Saat suhu kota terasa semakin panas, solusi sering dibayangkan dalam bentuk teknologi besar. Padahal salah satu infrastruktur paling sederhana sudah tersedia sejak lama: pohon.
Pohon jalanan bukan sekadar dekorasi. Kanopi yang tepat dapat menciptakan keteduhan bagi pejalan kaki, membantu memperbaiki kualitas ruang publik, dan membuat perjalanan jarak pendek terasa lebih manusiawi.
Mengapa Keteduhan Penting?
Orang lebih bersedia berjalan jika rute yang dilalui terasa aman dan nyaman. Trotoar yang baik tetapi terpapar matahari sepanjang hari bisa menjadi kurang menarik dibanding rute yang memiliki pepohonan dan tempat berteduh.

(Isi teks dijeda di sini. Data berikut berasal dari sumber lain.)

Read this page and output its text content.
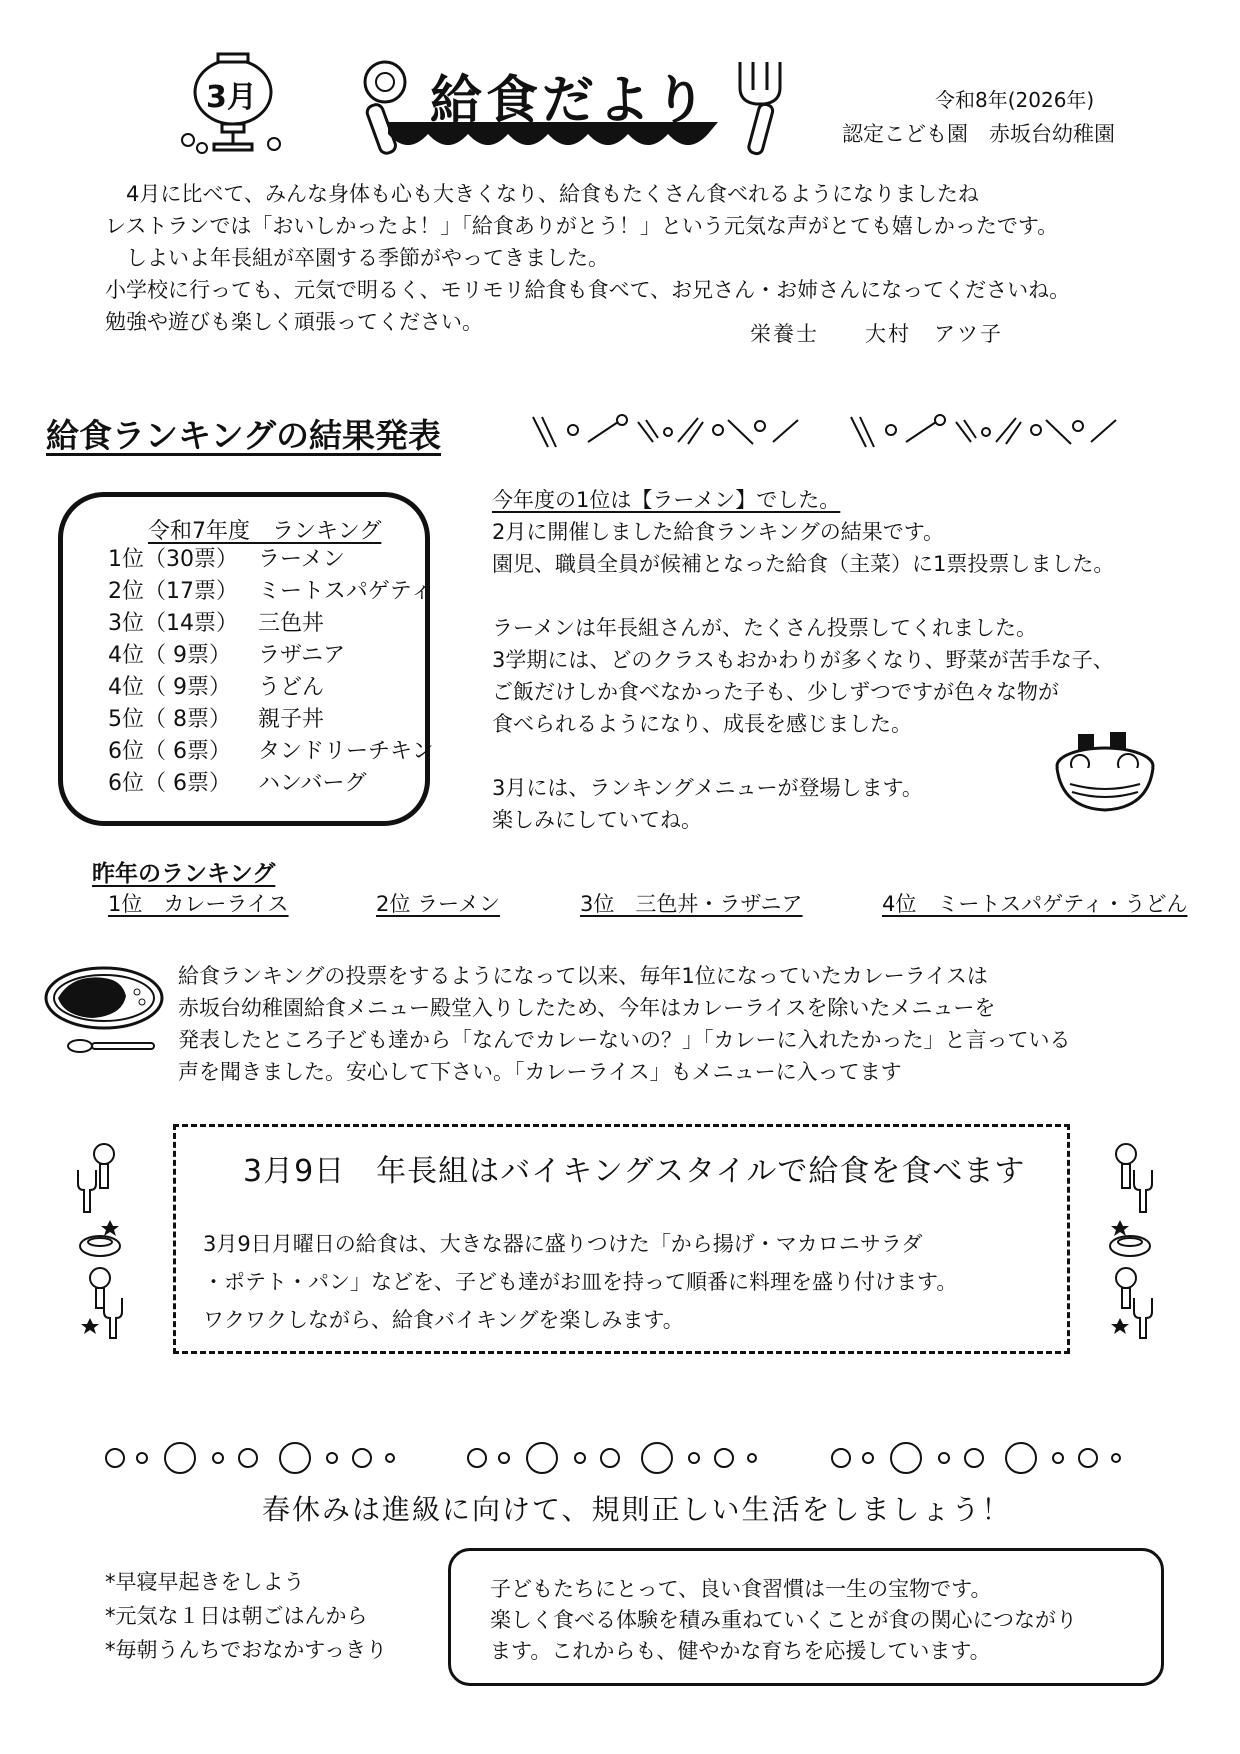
3月	給食だより	令和8年(2026年)
認定こども園　赤坂台幼稚園
　4月に比べて、みんな身体も心も大きくなり、給食もたくさん食べれるようになりましたね
レストランでは「おいしかったよ！」「給食ありがとう！」という元気な声がとても嬉しかったです。
　しよいよ年長組が卒園する季節がやってきました。
小学校に行っても、元気で明るく、モリモリ給食も食べて、お兄さん・お姉さんになってくださいね。
勉強や遊びも楽しく頑張ってください。	栄養士　　大村　アツ子
給食ランキングの結果発表
令和7年度　ランキング
1位（30票） ラーメン
2位（17票） ミートスパゲティ
3位（14票） 三色丼
4位（ 9票） ラザニア
4位（ 9票） うどん
5位（ 8票） 親子丼
6位（ 6票） タンドリーチキン
6位（ 6票） ハンバーグ
今年度の1位は【ラーメン】でした。
2月に開催しました給食ランキングの結果です。
園児、職員全員が候補となった給食（主菜）に1票投票しました。
ラーメンは年長組さんが、たくさん投票してくれました。
3学期には、どのクラスもおかわりが多くなり、野菜が苦手な子、
ご飯だけしか食べなかった子も、少しずつですが色々な物が
食べられるようになり、成長を感じました。
3月には、ランキングメニューが登場します。
楽しみにしていてね。
昨年のランキング
1位　カレーライス	2位 ラーメン	3位　三色丼・ラザニア	4位　ミートスパゲティ・うどん
給食ランキングの投票をするようになって以来、毎年1位になっていたカレーライスは
赤坂台幼稚園給食メニュー殿堂入りしたため、今年はカレーライスを除いたメニューを
発表したところ子ども達から「なんでカレーないの？」「カレーに入れたかった」と言っている
声を聞きました。安心して下さい。「カレーライス」もメニューに入ってます
3月9日　年長組はバイキングスタイルで給食を食べます
3月9日月曜日の給食は、大きな器に盛りつけた「から揚げ・マカロニサラダ
・ポテト・パン」などを、子ども達がお皿を持って順番に料理を盛り付けます。
ワクワクしながら、給食バイキングを楽しみます。
春休みは進級に向けて、規則正しい生活をしましょう！
*早寝早起きをしよう
*元気な１日は朝ごはんから
*毎朝うんちでおなかすっきり
子どもたちにとって、良い食習慣は一生の宝物です。
楽しく食べる体験を積み重ねていくことが食の関心につながり
ます。これからも、健やかな育ちを応援しています。
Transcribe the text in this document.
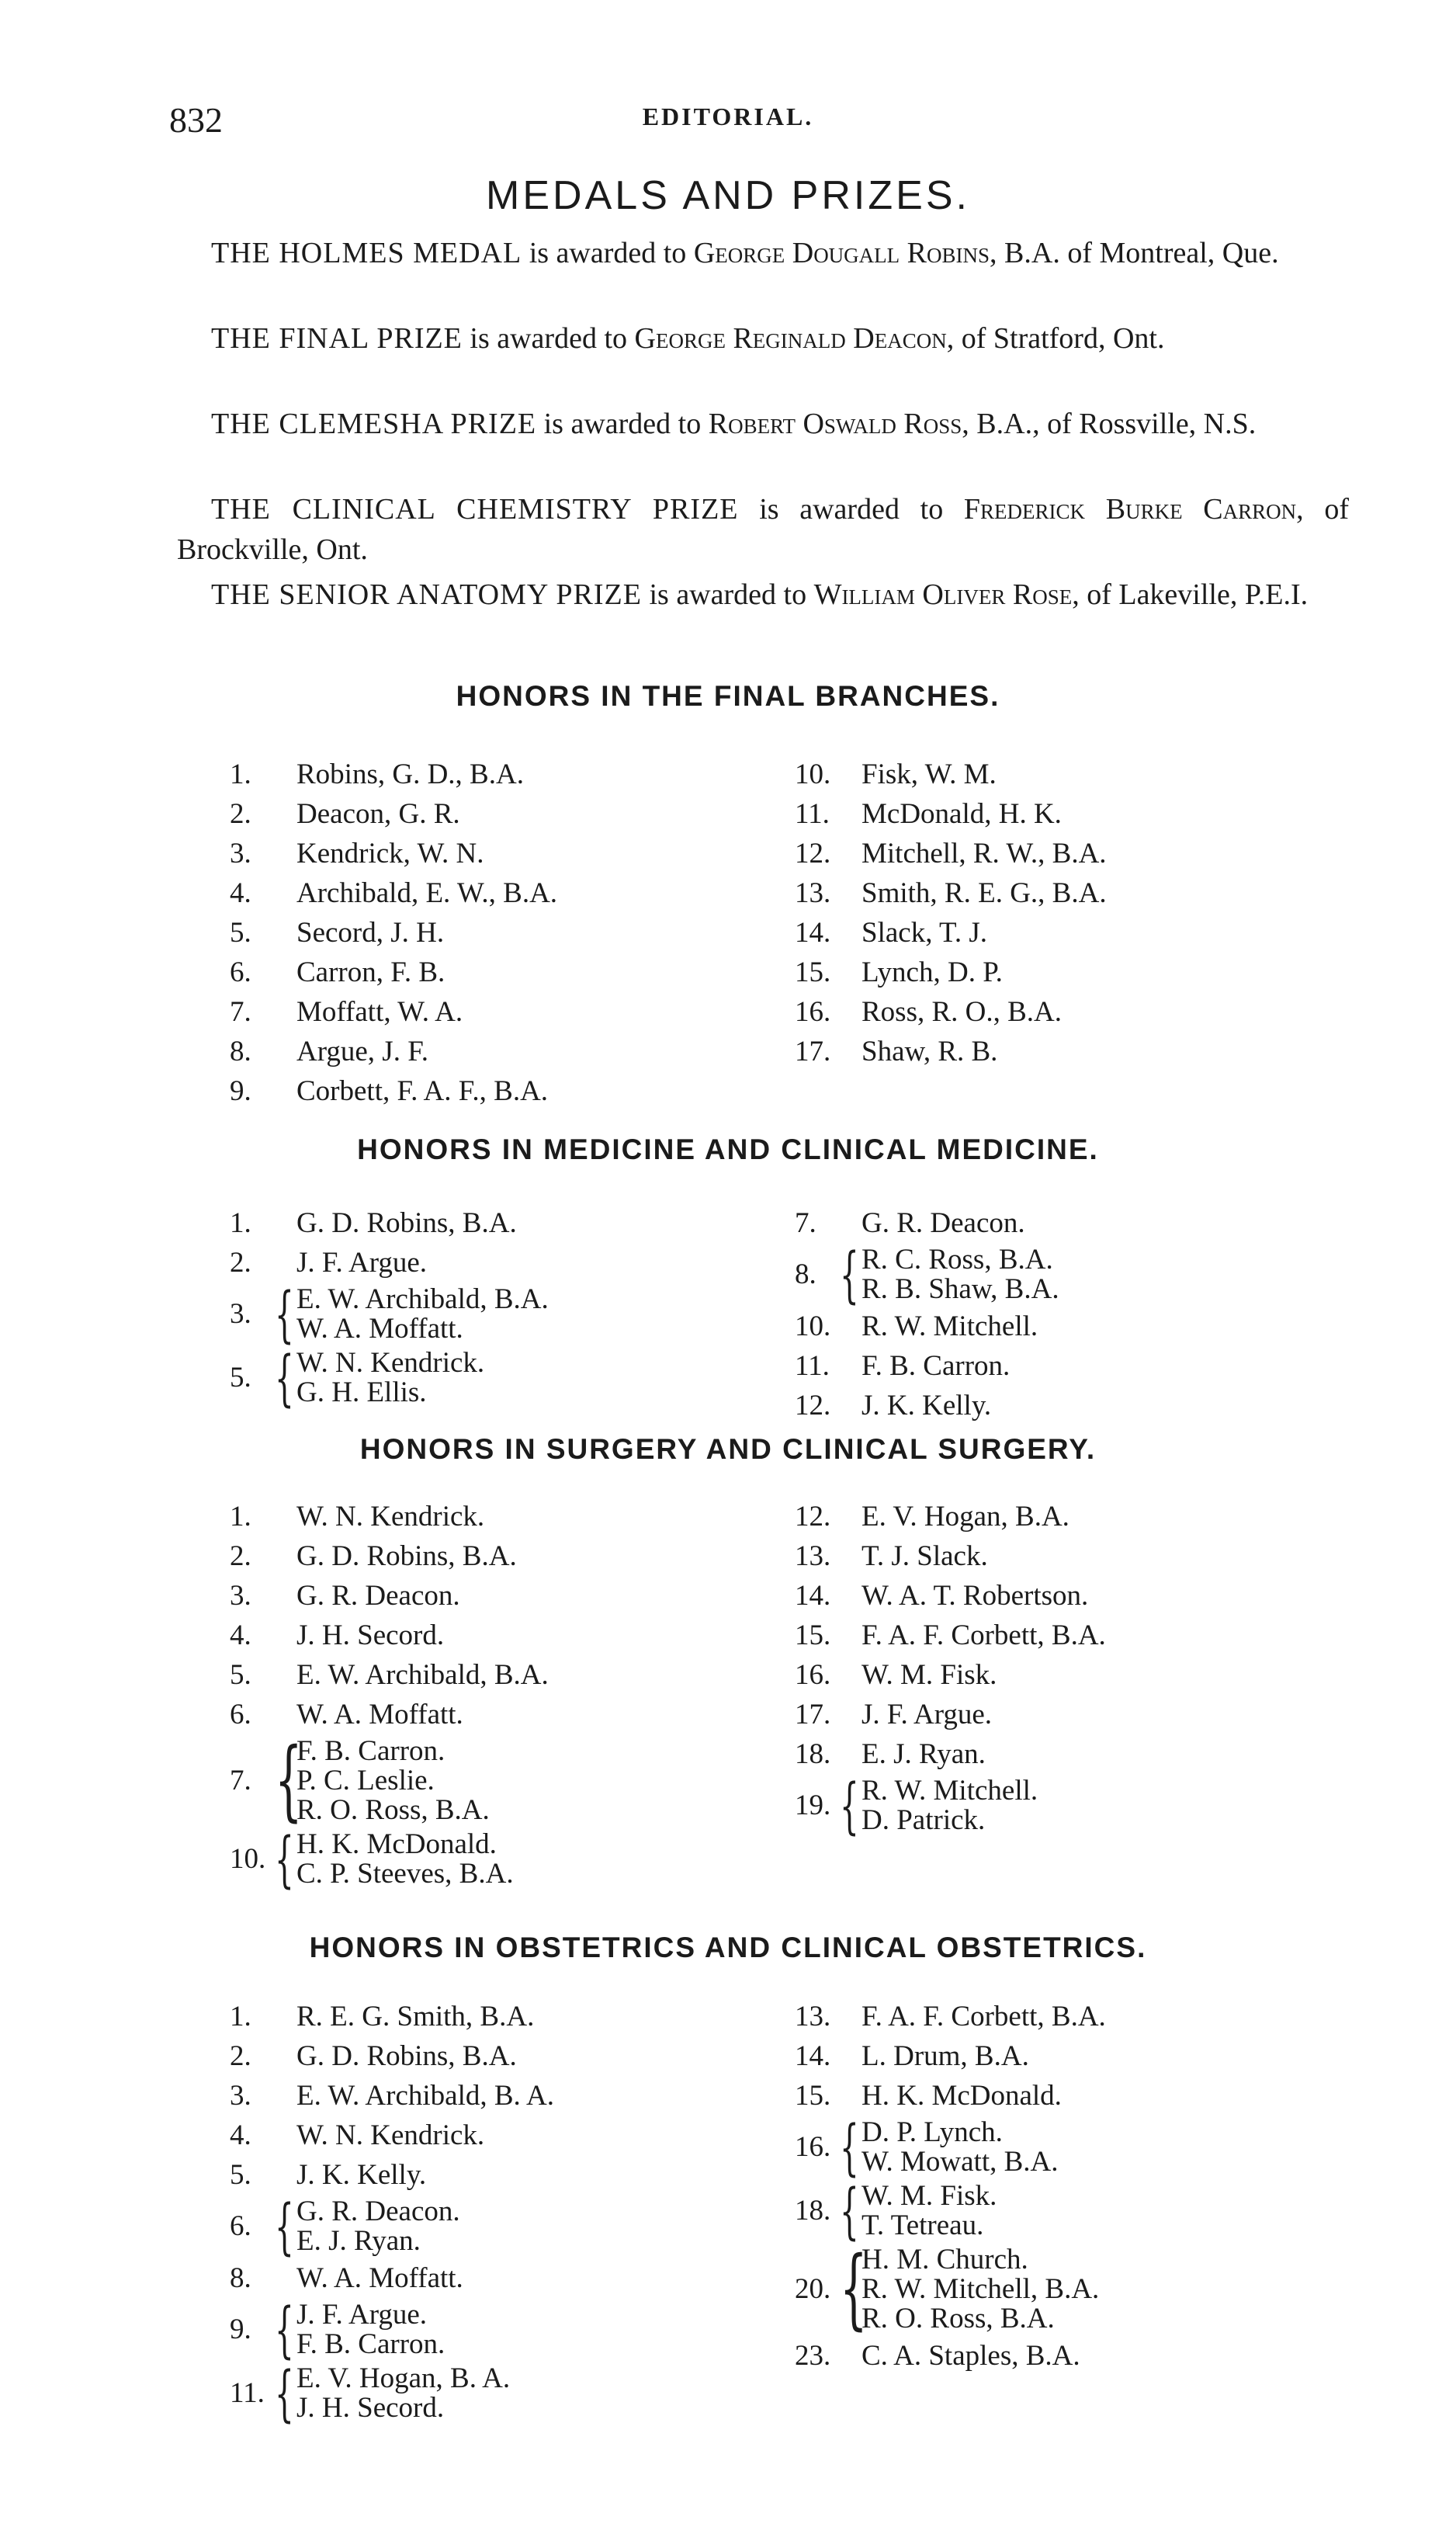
832	EDITORIAL.
MEDALS AND PRIZES.
THE HOLMES MEDAL is awarded to George Dougall Robins, B.A. of Montreal, Que.
THE FINAL PRIZE is awarded to George Reginald Deacon, of Stratford, Ont.
THE CLEMESHA PRIZE is awarded to Robert Oswald Ross, B.A., of Rossville, N.S.
THE CLINICAL CHEMISTRY PRIZE is awarded to Frederick Burke Carron, of Brockville, Ont.
THE SENIOR ANATOMY PRIZE is awarded to William Oliver Rose, of Lakeville, P.E.I.
HONORS IN THE FINAL BRANCHES.
HONORS IN MEDICINE AND CLINICAL MEDICINE.
HONORS IN SURGERY AND CLINICAL SURGERY.
HONORS IN OBSTETRICS AND CLINICAL OBSTETRICS.
1. Robins, G. D., B.A.
2. Deacon, G. R.
3. Kendrick, W. N.
4. Archibald, E. W., B.A.
5. Secord, J. H.
6. Carron, F. B.
7. Moffatt, W. A.
8. Argue, J. F.
9. Corbett, F. A. F., B.A.
10. Fisk, W. M.
11. McDonald, H. K.
12. Mitchell, R. W., B.A.
13. Smith, R. E. G., B.A.
14. Slack, T. J.
15. Lynch, D. P.
16. Ross, R. O., B.A.
17. Shaw, R. B.
1. G. D. Robins, B.A.
2. J. F. Argue.
3. { E. W. Archibald, B.A.
W. A. Moffatt.
5. { W. N. Kendrick.
G. H. Ellis.
7. G. R. Deacon.
8. { R. C. Ross, B.A.
R. B. Shaw, B.A.
10. R. W. Mitchell.
11. F. B. Carron.
12. J. K. Kelly.
1. W. N. Kendrick.
2. G. D. Robins, B.A.
3. G. R. Deacon.
4. J. H. Secord.
5. E. W. Archibald, B.A.
6. W. A. Moffatt.
7. {
F. B. Carron.
P. C. Leslie.
R. O. Ross, B.A.
10. { H. K. McDonald.
C. P. Steeves, B.A.
12. E. V. Hogan, B.A.
13. T. J. Slack.
14. W. A. T. Robertson.
15. F. A. F. Corbett, B.A.
16. W. M. Fisk.
17. J. F. Argue.
18. E. J. Ryan.
19. { R. W. Mitchell.
D. Patrick.
1. R. E. G. Smith, B.A.
2. G. D. Robins, B.A.
3. E. W. Archibald, B. A.
4. W. N. Kendrick.
5. J. K. Kelly.
6. { G. R. Deacon.
E. J. Ryan.
8. W. A. Moffatt.
9. { J. F. Argue.
F. B. Carron.
11. { E. V. Hogan, B. A.
J. H. Secord.
13. F. A. F. Corbett, B.A.
14. L. Drum, B.A.
15. H. K. McDonald.
16. { D. P. Lynch.
W. Mowatt, B.A.
18. { W. M. Fisk.
T. Tetreau.
20. {
H. M. Church.
R. W. Mitchell, B.A.
R. O. Ross, B.A.
23. C. A. Staples, B.A.
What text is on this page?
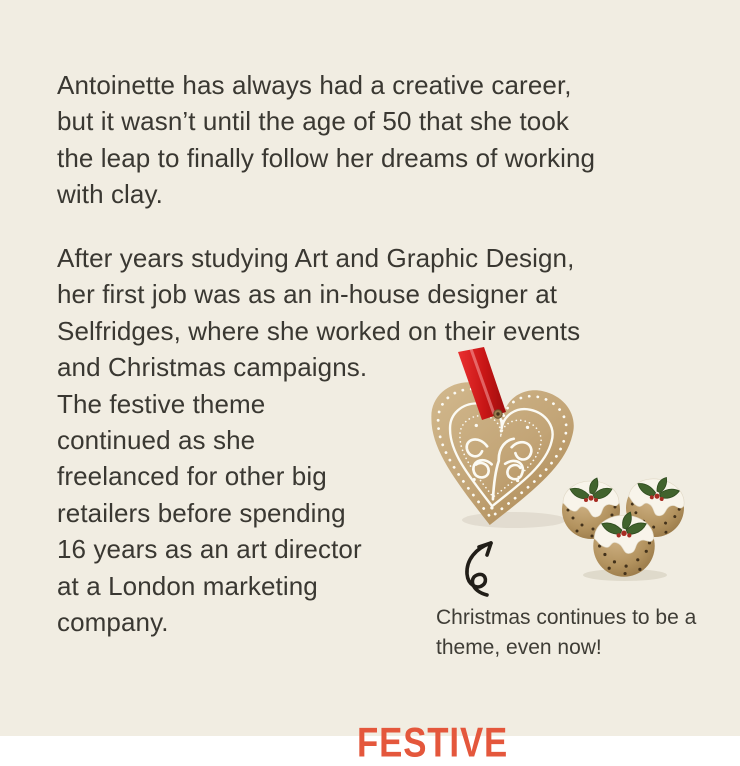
Antoinette has always had a creative career,
but it wasn’t until the age of 50 that she took
the leap to finally follow her dreams of working
with clay.
After years studying Art and Graphic Design,
her first job was as an in-house designer at
Selfridges, where she worked on their events
and Christmas campaigns.
The festive theme
continued as she
freelanced for other big
retailers before spending
16 years as an art director
at a London marketing
company.	Christmas continues to be a
theme, even now!
FESTIVE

Karena itu, penghijauan seharusnya dipikirkan bersama desain trotoar, halte, penyeberangan, dan ruang publik. Pohon menjadi bagian dari sistem mobilitas, bukan elemen tambahan setelah jalan selesai dibangun.
Pohon Harus Dipilih dengan Tepat
Menanam pohon di kota juga membutuhkan perencanaan. Jenis tanaman harus sesuai dengan kondisi tanah, ruang akar, ketersediaan air, ukuran jalan, kabel utilitas, serta karakter iklim setempat.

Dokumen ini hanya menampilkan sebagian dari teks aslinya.